Doctor of Education (EdD)

Department

Education

First Advisor

Michelle Collay

Second Advisor

Kimberly Roberts-Morandi

Third Advisor

Will Lehman

Abstract

As its paralleled learning goals for students toward an increasingly globalized world, the Japanese program in a state university in North Carolina lists language fluency and cultural responsiveness. In order to evaluate students’ language fluency, the program adopted the Oral Proficiency Interview (OPI) and the Japanese Language Proficiency Test (JLPT), however, no evaluation tool for cultural responsiveness was available. Therefore, in this study, the researcher created an assessment framework to evaluate students’ development of cultural responsiveness while they pursue the minor or Interdisciplinary Studies Undergraduate Degree (ISUD) in Japanese Studies.

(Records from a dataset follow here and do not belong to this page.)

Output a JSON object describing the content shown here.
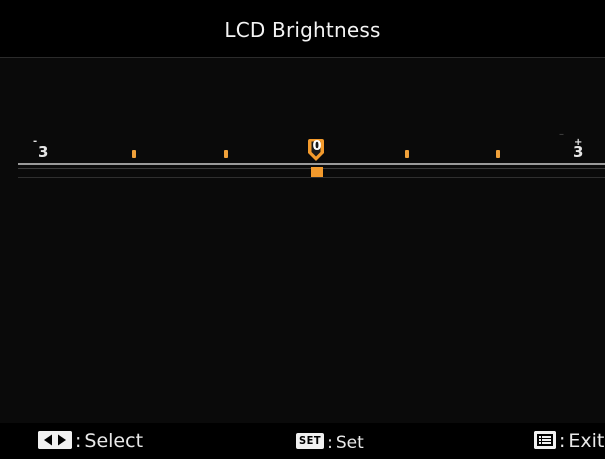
{
  "header": {
    "title": "LCD Brightness"
  },
  "scale": {
    "min_label": "3",
    "min_sign": "-",
    "max_label": "3",
    "max_sign": "+",
    "current_value": "0",
    "level": 0,
    "range": [
      -3,
      3
    ]
  },
  "footer": {
    "select_label": "Select",
    "set_key": "SET",
    "set_label": "Set",
    "exit_label": "Exit"
  },
  "colors": {
    "accent": "#f39a2c",
    "tick": "#f0a13a",
    "background": "#0a0a0a",
    "text": "#f2f2f2"
  },
  "icons": {
    "select": "left-right-arrows-icon",
    "set": "set-button-icon",
    "exit": "menu-button-icon"
  }
}
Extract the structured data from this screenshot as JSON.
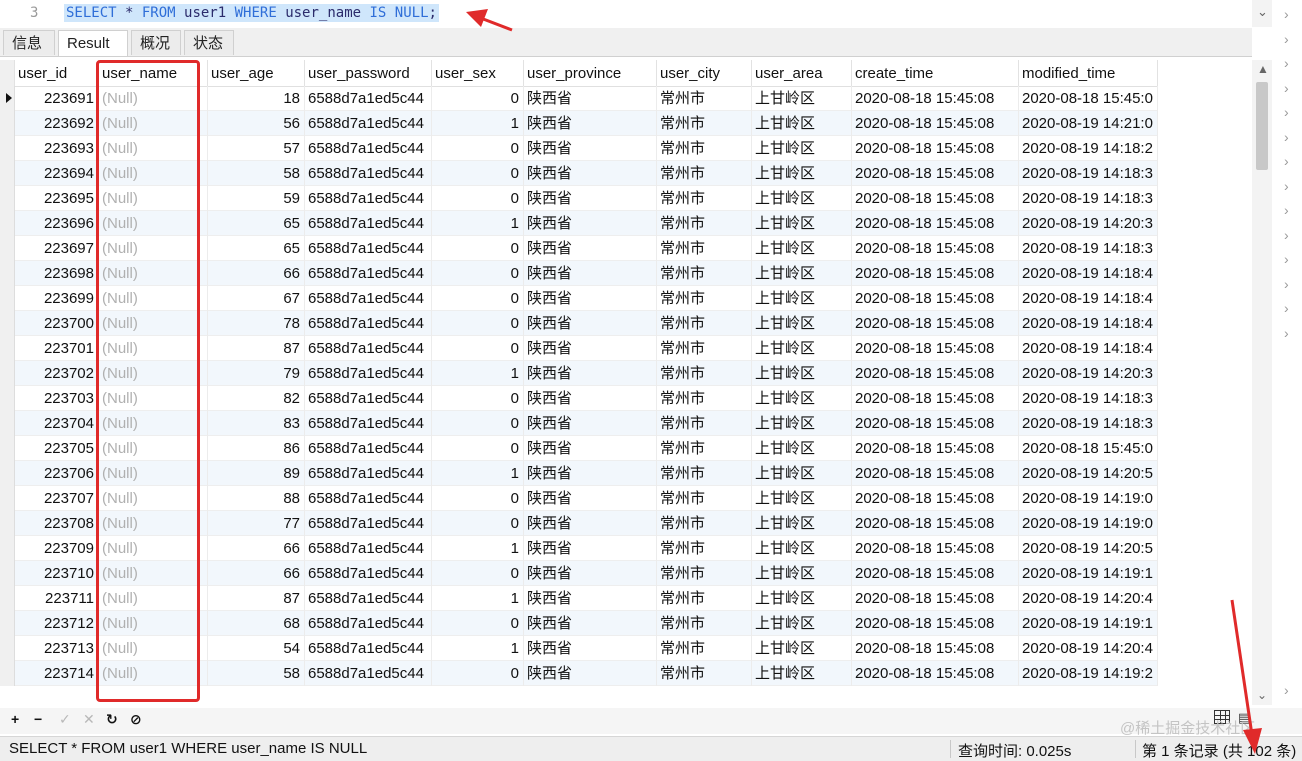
{
  "editor": {
    "line_number": "3",
    "sql_tokens": [
      {
        "t": "SELECT",
        "c": "kw"
      },
      {
        "t": " * ",
        "c": "id"
      },
      {
        "t": "FROM",
        "c": "kw"
      },
      {
        "t": " user1 ",
        "c": "id"
      },
      {
        "t": "WHERE",
        "c": "kw"
      },
      {
        "t": " user_name ",
        "c": "id"
      },
      {
        "t": "IS",
        "c": "kw"
      },
      {
        "t": " ",
        "c": "id"
      },
      {
        "t": "NULL",
        "c": "kw"
      },
      {
        "t": ";",
        "c": "id"
      }
    ]
  },
  "tabs": [
    {
      "label": "信息",
      "active": false
    },
    {
      "label": "Result 1",
      "active": true
    },
    {
      "label": "概况",
      "active": false
    },
    {
      "label": "状态",
      "active": false
    }
  ],
  "columns": [
    "user_id",
    "user_name",
    "user_age",
    "user_password",
    "user_sex",
    "user_province",
    "user_city",
    "user_area",
    "create_time",
    "modified_time"
  ],
  "null_label": "(Null)",
  "common": {
    "password": "6588d7a1ed5c44",
    "province": "陕西省",
    "city": "常州市",
    "area": "上甘岭区",
    "create_time": "2020-08-18 15:45:08"
  },
  "rows": [
    {
      "id": "223691",
      "age": "18",
      "sex": "0",
      "mod": "2020-08-18 15:45:0"
    },
    {
      "id": "223692",
      "age": "56",
      "sex": "1",
      "mod": "2020-08-19 14:21:0"
    },
    {
      "id": "223693",
      "age": "57",
      "sex": "0",
      "mod": "2020-08-19 14:18:2"
    },
    {
      "id": "223694",
      "age": "58",
      "sex": "0",
      "mod": "2020-08-19 14:18:3"
    },
    {
      "id": "223695",
      "age": "59",
      "sex": "0",
      "mod": "2020-08-19 14:18:3"
    },
    {
      "id": "223696",
      "age": "65",
      "sex": "1",
      "mod": "2020-08-19 14:20:3"
    },
    {
      "id": "223697",
      "age": "65",
      "sex": "0",
      "mod": "2020-08-19 14:18:3"
    },
    {
      "id": "223698",
      "age": "66",
      "sex": "0",
      "mod": "2020-08-19 14:18:4"
    },
    {
      "id": "223699",
      "age": "67",
      "sex": "0",
      "mod": "2020-08-19 14:18:4"
    },
    {
      "id": "223700",
      "age": "78",
      "sex": "0",
      "mod": "2020-08-19 14:18:4"
    },
    {
      "id": "223701",
      "age": "87",
      "sex": "0",
      "mod": "2020-08-19 14:18:4"
    },
    {
      "id": "223702",
      "age": "79",
      "sex": "1",
      "mod": "2020-08-19 14:20:3"
    },
    {
      "id": "223703",
      "age": "82",
      "sex": "0",
      "mod": "2020-08-19 14:18:3"
    },
    {
      "id": "223704",
      "age": "83",
      "sex": "0",
      "mod": "2020-08-19 14:18:3"
    },
    {
      "id": "223705",
      "age": "86",
      "sex": "0",
      "mod": "2020-08-18 15:45:0"
    },
    {
      "id": "223706",
      "age": "89",
      "sex": "1",
      "mod": "2020-08-19 14:20:5"
    },
    {
      "id": "223707",
      "age": "88",
      "sex": "0",
      "mod": "2020-08-19 14:19:0"
    },
    {
      "id": "223708",
      "age": "77",
      "sex": "0",
      "mod": "2020-08-19 14:19:0"
    },
    {
      "id": "223709",
      "age": "66",
      "sex": "1",
      "mod": "2020-08-19 14:20:5"
    },
    {
      "id": "223710",
      "age": "66",
      "sex": "0",
      "mod": "2020-08-19 14:19:1"
    },
    {
      "id": "223711",
      "age": "87",
      "sex": "1",
      "mod": "2020-08-19 14:20:4"
    },
    {
      "id": "223712",
      "age": "68",
      "sex": "0",
      "mod": "2020-08-19 14:19:1"
    },
    {
      "id": "223713",
      "age": "54",
      "sex": "1",
      "mod": "2020-08-19 14:20:4"
    },
    {
      "id": "223714",
      "age": "58",
      "sex": "0",
      "mod": "2020-08-19 14:19:2"
    }
  ],
  "toolbar": {
    "add": "+",
    "remove": "−",
    "apply": "✓",
    "discard": "✕",
    "refresh": "↻",
    "stop": "⊘"
  },
  "watermark": "@稀土掘金技术社区",
  "status": {
    "sql": "SELECT * FROM user1 WHERE user_name IS NULL",
    "query_time": "查询时间: 0.025s",
    "records": "第 1 条记录 (共 102 条)"
  },
  "colors": {
    "highlight": "#e02a2a",
    "keyword": "#2f6ed8",
    "selection": "#cfe6fb",
    "null_text": "#b0b0b0"
  },
  "icons": [
    "scroll-down-icon",
    "current-row-marker-icon",
    "grid-view-icon",
    "form-view-icon",
    "chevron-right-icon"
  ]
}
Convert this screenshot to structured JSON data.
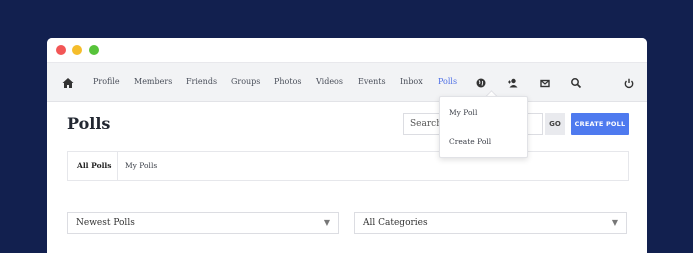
{
  "nav": {
    "items": [
      {
        "label": "Profile"
      },
      {
        "label": "Members"
      },
      {
        "label": "Friends"
      },
      {
        "label": "Groups"
      },
      {
        "label": "Photos"
      },
      {
        "label": "Videos"
      },
      {
        "label": "Events"
      },
      {
        "label": "Inbox"
      },
      {
        "label": "Polls",
        "active": true
      }
    ],
    "icons": [
      "home-icon",
      "globe-icon",
      "user-add-icon",
      "mail-icon",
      "search-icon",
      "power-icon"
    ]
  },
  "page": {
    "title": "Polls"
  },
  "search": {
    "placeholder": "Search",
    "go_label": "GO"
  },
  "create_button": {
    "label": "CREATE POLL"
  },
  "dropdown": {
    "items": [
      {
        "label": "My Poll"
      },
      {
        "label": "Create Poll"
      }
    ]
  },
  "tabs": [
    {
      "label": "All Polls",
      "active": true
    },
    {
      "label": "My Polls"
    }
  ],
  "filters": {
    "sort": {
      "value": "Newest Polls"
    },
    "category": {
      "value": "All Categories"
    }
  },
  "colors": {
    "accent": "#4e7aef",
    "background": "#12204f",
    "active_nav": "#4d6fe6"
  }
}
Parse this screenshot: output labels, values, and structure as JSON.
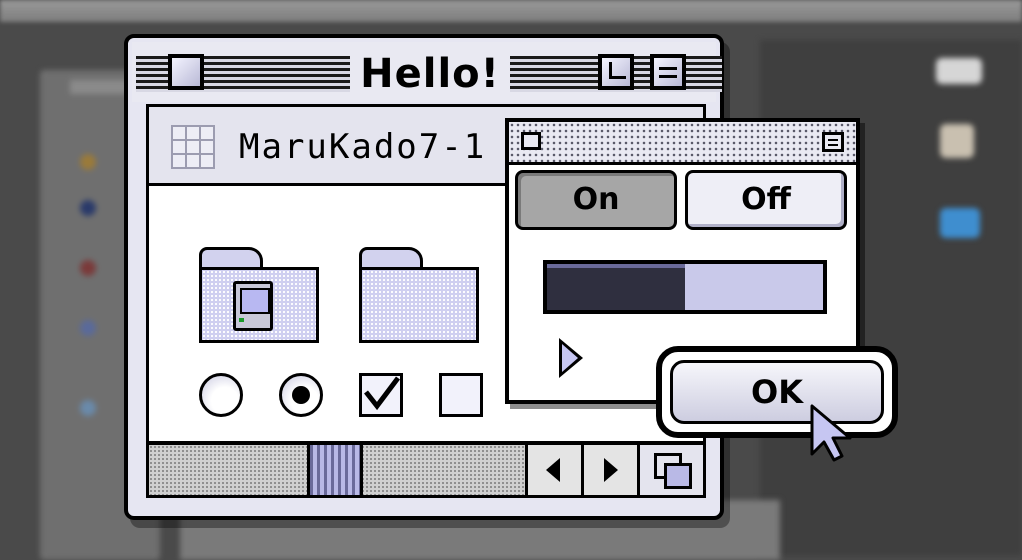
{
  "main_window": {
    "title": "Hello!",
    "header_title": "MaruKado7-1",
    "folders": [
      {
        "name": "system-folder"
      },
      {
        "name": "empty-folder"
      }
    ],
    "controls": {
      "radio_off": false,
      "radio_on": true,
      "checkbox_on": true,
      "checkbox_off": false
    }
  },
  "palette": {
    "buttons": [
      {
        "label": "On",
        "pressed": true
      },
      {
        "label": "Off",
        "pressed": false
      }
    ],
    "progress": 0.5
  },
  "dialog": {
    "ok_label": "OK"
  },
  "colors": {
    "accent": "#c6c6f2",
    "window_bg": "#e6e6f2",
    "desktop": "#4a4a4a"
  },
  "icons": [
    "close-box-icon",
    "zoom-box-icon",
    "collapse-box-icon",
    "grid-view-icon",
    "folder-icon",
    "mac-computer-icon",
    "scroll-left-arrow-icon",
    "scroll-right-arrow-icon",
    "grow-box-icon",
    "disclosure-triangle-icon",
    "arrow-cursor-icon"
  ]
}
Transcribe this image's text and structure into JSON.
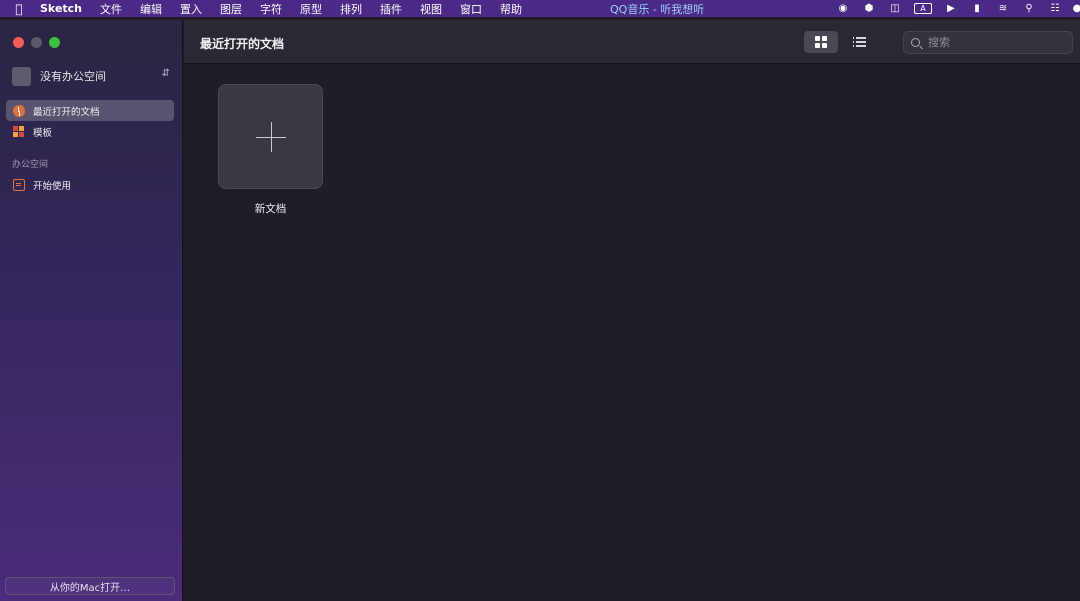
{
  "menubar": {
    "apple": "",
    "app_name": "Sketch",
    "menus": [
      "文件",
      "编辑",
      "置入",
      "图层",
      "字符",
      "原型",
      "排列",
      "插件",
      "视图",
      "窗口",
      "帮助"
    ],
    "now_playing": "QQ音乐 - 听我想听",
    "input_method": "A"
  },
  "sidebar": {
    "workspace_name": "没有办公空间",
    "workspace_chevron": "⌃⌄",
    "items": [
      {
        "label": "最近打开的文档",
        "icon": "clock-icon",
        "active": true
      },
      {
        "label": "模板",
        "icon": "templates-icon",
        "active": false
      }
    ],
    "section_heading": "办公空间",
    "section_items": [
      {
        "label": "开始使用",
        "icon": "document-icon"
      }
    ],
    "open_from_mac": "从你的Mac打开…"
  },
  "toolbar": {
    "title": "最近打开的文档",
    "search_placeholder": "搜索"
  },
  "documents": {
    "new_doc_label": "新文档"
  },
  "colors": {
    "menubar": "#4a2a86",
    "accent_orange": "#e0713a",
    "active_item": "#5a5370"
  }
}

The assessment was designed to provide answers to the following research questions: 1) How can students demonstrate cultural responsiveness within the program setting? 2) how does the cultural responsiveness assessment framework allow the program faculty to determine that students have strengthened cultural responsiveness? and 3) how will the program’s assessment framework document students’ descriptions of their cultural responsiveness? The assessment consists of the three steps: 1) Written self-reflection; 2) informal group conversation among students; and 3) one-on-one interview with the program faculty. It is grounded in the concept of cultural responsiveness, which is one of the four transferable skills developed through the university’s newly implemented quality enhancement plan (QEP): Degree Plus: Furthering students’ development through intentional extracurricular involvement. After the assessment is pilot-tested by the program faculty, the Degree Plus-Cultural Responsiveness Rubric Scoring created by the researcher and narrative research design will be utilized to analyze the data.

It is recommended that Program faculty share the results with the Center for Career and Professional Development, in which Degree Plus resides and the Office of Institutional Planning and Effectiveness (OIPE) as a part of the program’s Continuous Improvement Report (CIR). The data will be also presented in the Department of World Languages, special interest groups of American Council on the Teaching of Foreign Languages (ACTFL) such as Critical and Social Justice Approaches, American Association of Teachers of Japanese (AATJ), our regional branch Southeastern Association of Teachers of Japanese (SEATJ), etc. for further development of world language education.